DPI in Retina iPad app design DPI in Retina iPad app design ios ios

DPI in Retina iPad app design


The DPI of your Photoshop file does not matter. You can go into Photoshop and change the DPI to whatever you want. Going from non-Retina to Retina is "sort of" like doubling your DPI, however.

If you've already created a design assuming a 1024x768 resolution for the iPad, you will need to recreate the design to at 2048x1536. Where the concept of dpi comes into play is that the density of data should remain consistent at both retina and non-retina resolutions. You'll just need to recreate each bitmap-based element in your file at 4 times the resolution you originally had if you start with a non-retina file. It is sort of like going from 72 dpi to 144 dpi.


You are right.

In a PSD, the DPI is not significant as it only serves to the system to determine how to print the file.

You can always change your PSD's DPI setting to make them happy :) That's definitely not significant.

If set to 264 DPI, a 2048*1536 printed image will be exactly iPad-sized.

And similarly a SD 1024*768 image set to 132 DPI will be same size.


DPI/PPI makes no difference when you're working for a screen, it's the amount of pixels on the screen that matter. If you design for iPad at 2048x1536px at 264ppi or 72ppi, it's still 2048x1536px in both cases. The only difference is if you full size the preview in photoshop.
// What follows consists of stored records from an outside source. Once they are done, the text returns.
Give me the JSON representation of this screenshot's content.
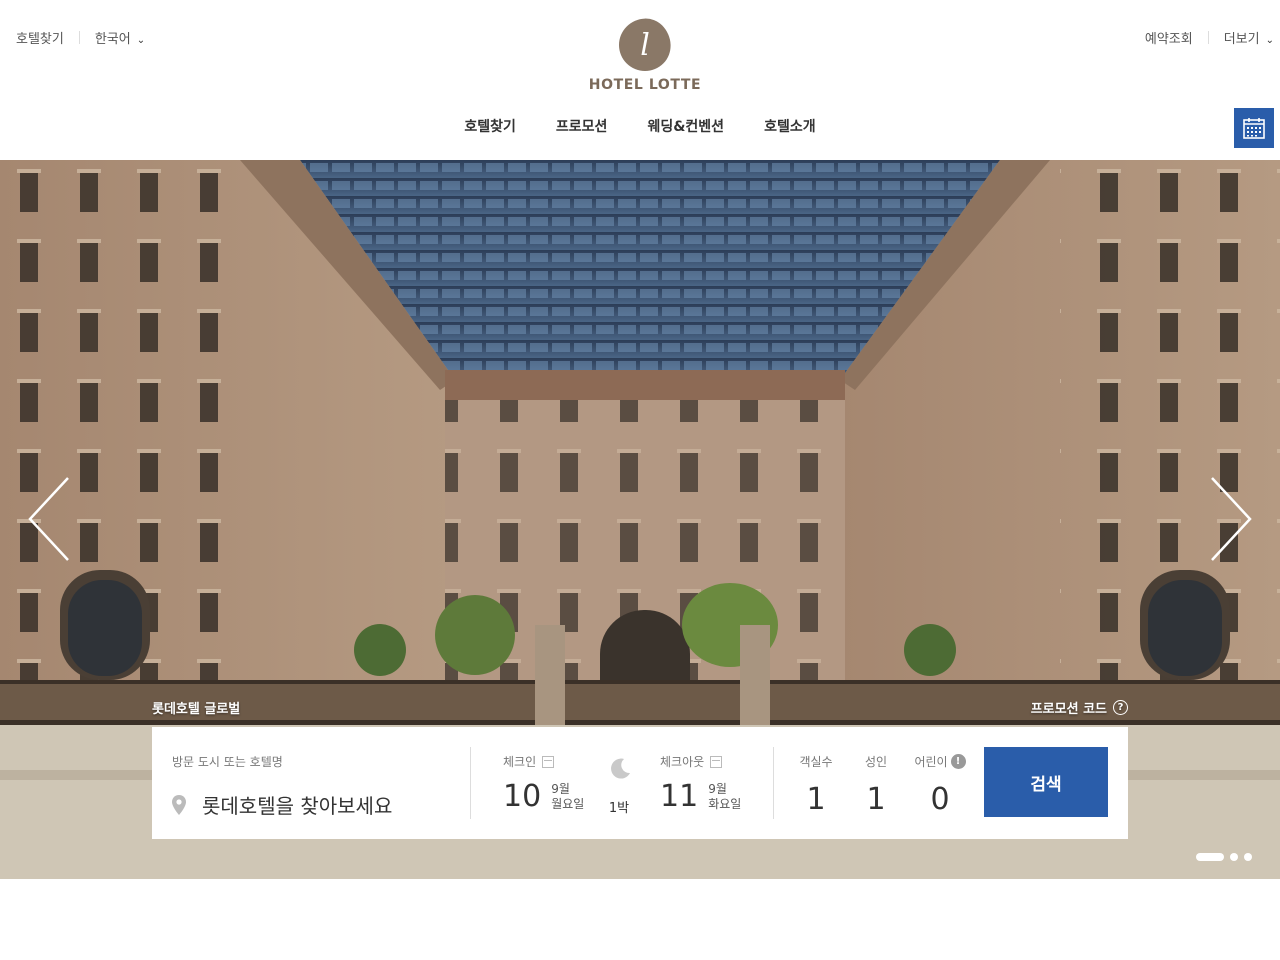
{
  "header": {
    "util_left": {
      "find_hotel": "호텔찾기",
      "language": "한국어"
    },
    "util_right": {
      "reservation_lookup": "예약조회",
      "more": "더보기"
    },
    "logo": {
      "mark": "l",
      "text": "HOTEL LOTTE"
    },
    "nav": [
      "호텔찾기",
      "프로모션",
      "웨딩&컨벤션",
      "호텔소개"
    ]
  },
  "hero": {
    "brand_label": "롯데호텔 글로벌",
    "promo_code_label": "프로모션 코드",
    "promo_help": "?"
  },
  "booking": {
    "destination": {
      "label": "방문 도시 또는 호텔명",
      "placeholder": "롯데호텔을 찾아보세요"
    },
    "checkin": {
      "label": "체크인",
      "day": "10",
      "month": "9월",
      "weekday": "월요일"
    },
    "nights": "1박",
    "checkout": {
      "label": "체크아웃",
      "day": "11",
      "month": "9월",
      "weekday": "화요일"
    },
    "rooms": {
      "label": "객실수",
      "value": "1"
    },
    "adults": {
      "label": "성인",
      "value": "1"
    },
    "children": {
      "label": "어린이",
      "value": "0",
      "info": "!"
    },
    "search_label": "검색"
  },
  "colors": {
    "brand": "#8a7867",
    "accent": "#2a5daa"
  },
  "icons": [
    "chevron-down-icon",
    "calendar-icon",
    "arrow-left-icon",
    "arrow-right-icon",
    "location-pin-icon",
    "moon-icon",
    "help-icon",
    "info-icon"
  ]
}
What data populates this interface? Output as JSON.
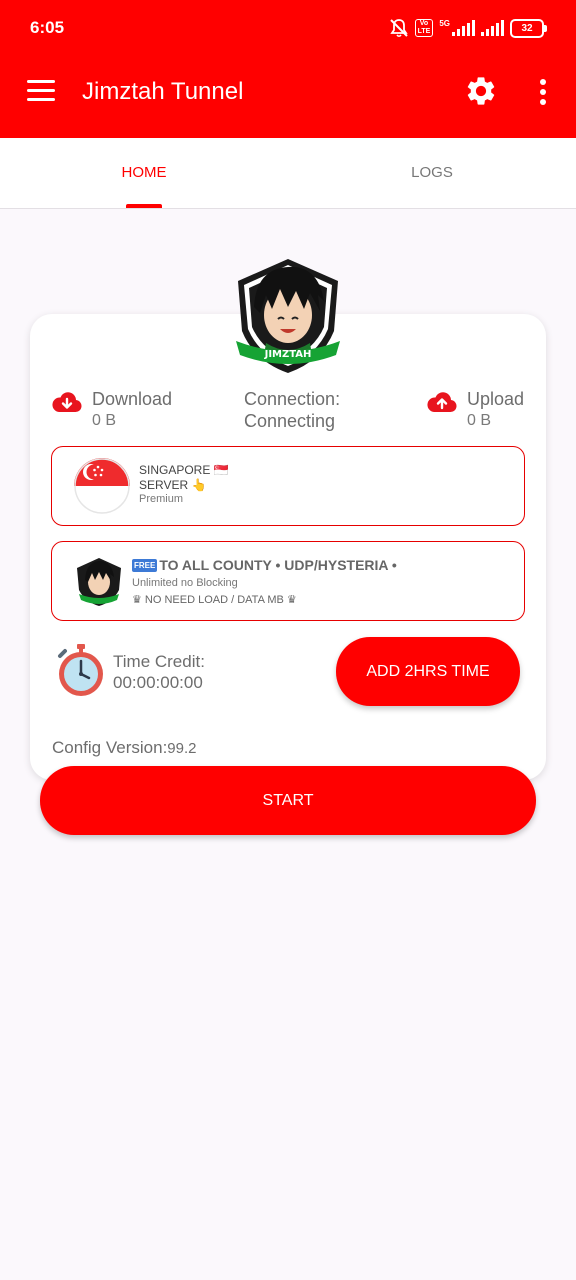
{
  "status_bar": {
    "time": "6:05",
    "network": "5G",
    "volte": "Vo LTE",
    "battery": "32"
  },
  "app_bar": {
    "title": "Jimztah Tunnel",
    "icons": [
      "menu-icon",
      "gear-icon",
      "more-vert-icon"
    ]
  },
  "tabs": [
    {
      "label": "HOME",
      "active": true
    },
    {
      "label": "LOGS",
      "active": false
    }
  ],
  "logo": {
    "text": "JIMZTAH"
  },
  "stats": {
    "download": {
      "label": "Download",
      "value": "0 B"
    },
    "connection": {
      "label": "Connection:",
      "value": "Connecting"
    },
    "upload": {
      "label": "Upload",
      "value": "0 B"
    }
  },
  "server": {
    "name_line1": "SINGAPORE 🇸🇬",
    "name_line2": "SERVER 👆",
    "tier": "Premium"
  },
  "network_config": {
    "badge": "FREE",
    "title": "TO ALL COUNTY • UDP/HYSTERIA •",
    "line1": "Unlimited no Blocking",
    "line2": "♛ NO NEED LOAD / DATA MB ♛"
  },
  "time_credit": {
    "label": "Time Credit:",
    "value": "00:00:00:00"
  },
  "buttons": {
    "add_time": "ADD 2HRS TIME",
    "start": "START"
  },
  "config": {
    "label": "Config Version:",
    "version": "99.2"
  },
  "colors": {
    "primary": "#ff0000",
    "background": "#fbf8fc",
    "text_gray": "#6d6d6d"
  }
}
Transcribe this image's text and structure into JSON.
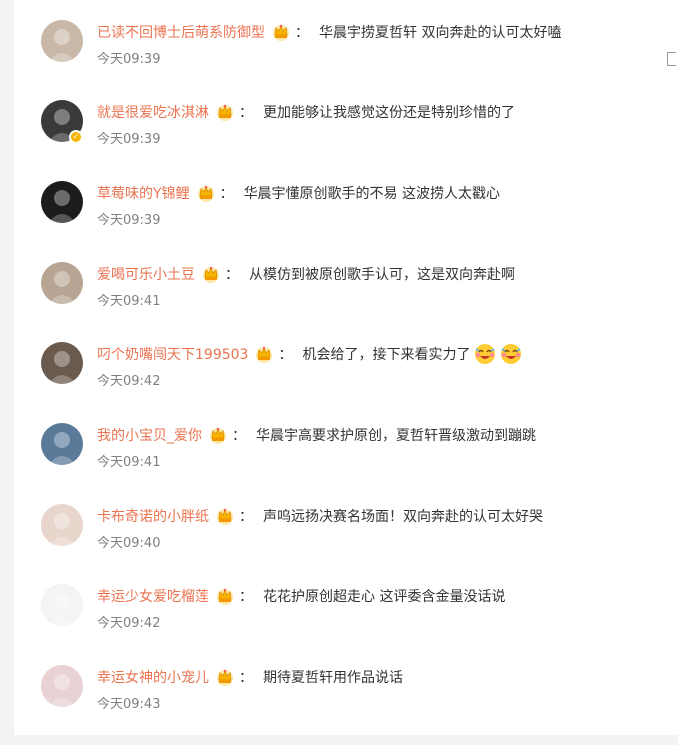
{
  "comments": [
    {
      "username": "已读不回博士后萌系防御型",
      "text": "华晨宇捞夏哲轩 双向奔赴的认可太好嗑",
      "time": "今天09:39",
      "avatar_color": "#c9b8a8",
      "verified": false
    },
    {
      "username": "就是很爱吃冰淇淋",
      "text": "更加能够让我感觉这份还是特别珍惜的了",
      "time": "今天09:39",
      "avatar_color": "#3a3a3a",
      "verified": true
    },
    {
      "username": "草莓味的Y锦鲤",
      "text": "华晨宇懂原创歌手的不易 这波捞人太戳心",
      "time": "今天09:39",
      "avatar_color": "#1c1c1c",
      "verified": false
    },
    {
      "username": "爱喝可乐小土豆",
      "text": "从模仿到被原创歌手认可，这是双向奔赴啊",
      "time": "今天09:41",
      "avatar_color": "#b7a493",
      "verified": false
    },
    {
      "username": "叼个奶嘴闯天下199503",
      "text": "机会给了，接下来看实力了",
      "time": "今天09:42",
      "avatar_color": "#6b5a4e",
      "verified": false,
      "emojis": [
        "laugh-cry-emoji",
        "laugh-cry-emoji"
      ]
    },
    {
      "username": "我的小宝贝_爱你",
      "text": "华晨宇高要求护原创，夏哲轩晋级激动到蹦跳",
      "time": "今天09:41",
      "avatar_color": "#5a7a9a",
      "verified": false
    },
    {
      "username": "卡布奇诺的小胖纸",
      "text": "声呜远扬决赛名场面！双向奔赴的认可太好哭",
      "time": "今天09:40",
      "avatar_color": "#e8d6cc",
      "verified": false
    },
    {
      "username": "幸运少女爱吃榴莲",
      "text": "花花护原创超走心 这评委含金量没话说",
      "time": "今天09:42",
      "avatar_color": "#f4f4f4",
      "verified": false
    },
    {
      "username": "幸运女神的小宠儿",
      "text": "期待夏哲轩用作品说话",
      "time": "今天09:43",
      "avatar_color": "#e9d2d4",
      "verified": false
    }
  ],
  "colors": {
    "username": "#eb7350",
    "text": "#333333",
    "time": "#808080",
    "crown": "#f7b500"
  }
}
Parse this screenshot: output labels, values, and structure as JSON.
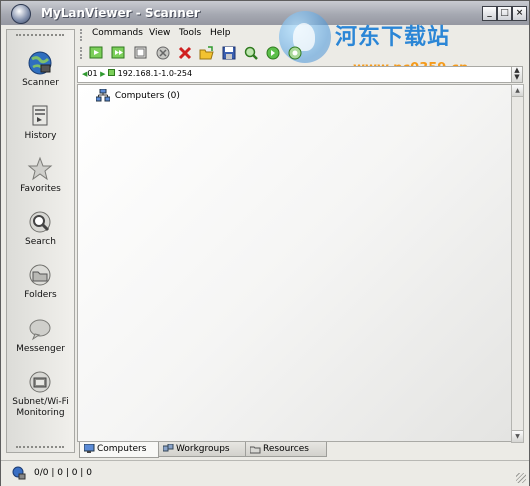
{
  "window": {
    "title": "MyLanViewer - Scanner",
    "controls": {
      "minimize": "_",
      "maximize": "□",
      "close": "×"
    }
  },
  "watermark": {
    "name": "河东下载站",
    "url": "www.pc0359.cn"
  },
  "sidebar": {
    "items": [
      {
        "label": "Scanner",
        "icon": "scanner-globe-icon"
      },
      {
        "label": "History",
        "icon": "history-icon"
      },
      {
        "label": "Favorites",
        "icon": "star-icon"
      },
      {
        "label": "Search",
        "icon": "search-icon"
      },
      {
        "label": "Folders",
        "icon": "folders-icon"
      },
      {
        "label": "Messenger",
        "icon": "messenger-icon"
      },
      {
        "label": "Subnet/Wi-Fi Monitoring",
        "icon": "monitoring-icon"
      }
    ]
  },
  "menu": {
    "items": [
      "Commands",
      "View",
      "Tools",
      "Help"
    ]
  },
  "toolbar": {
    "tools": [
      "scan-start-icon",
      "scan-next-icon",
      "scan-refresh-icon",
      "stop-icon",
      "delete-icon",
      "open-icon",
      "save-icon",
      "find-icon",
      "find-next-icon",
      "options-icon"
    ]
  },
  "address": {
    "prefix": "01",
    "range": "192.168.1-1.0-254"
  },
  "tree": {
    "root_label": "Computers (0)"
  },
  "tabs": [
    {
      "label": "Computers",
      "active": true
    },
    {
      "label": "Workgroups",
      "active": false
    },
    {
      "label": "Resources",
      "active": false
    }
  ],
  "status": {
    "text": "0/0 | 0 | 0 | 0"
  }
}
PPI = Pixels Per Inch. If you're dealing with inches, PPI matters because its the density of that size. If you're measuring the document/canvas size by pixels, then the density would be "Pixels per Pixel" and that's just ridiculous.

Just make sure you're designing at accurate or higher pixels so they can be shrunken if needed for older iOS devices, low res Androids, desktop web, etc.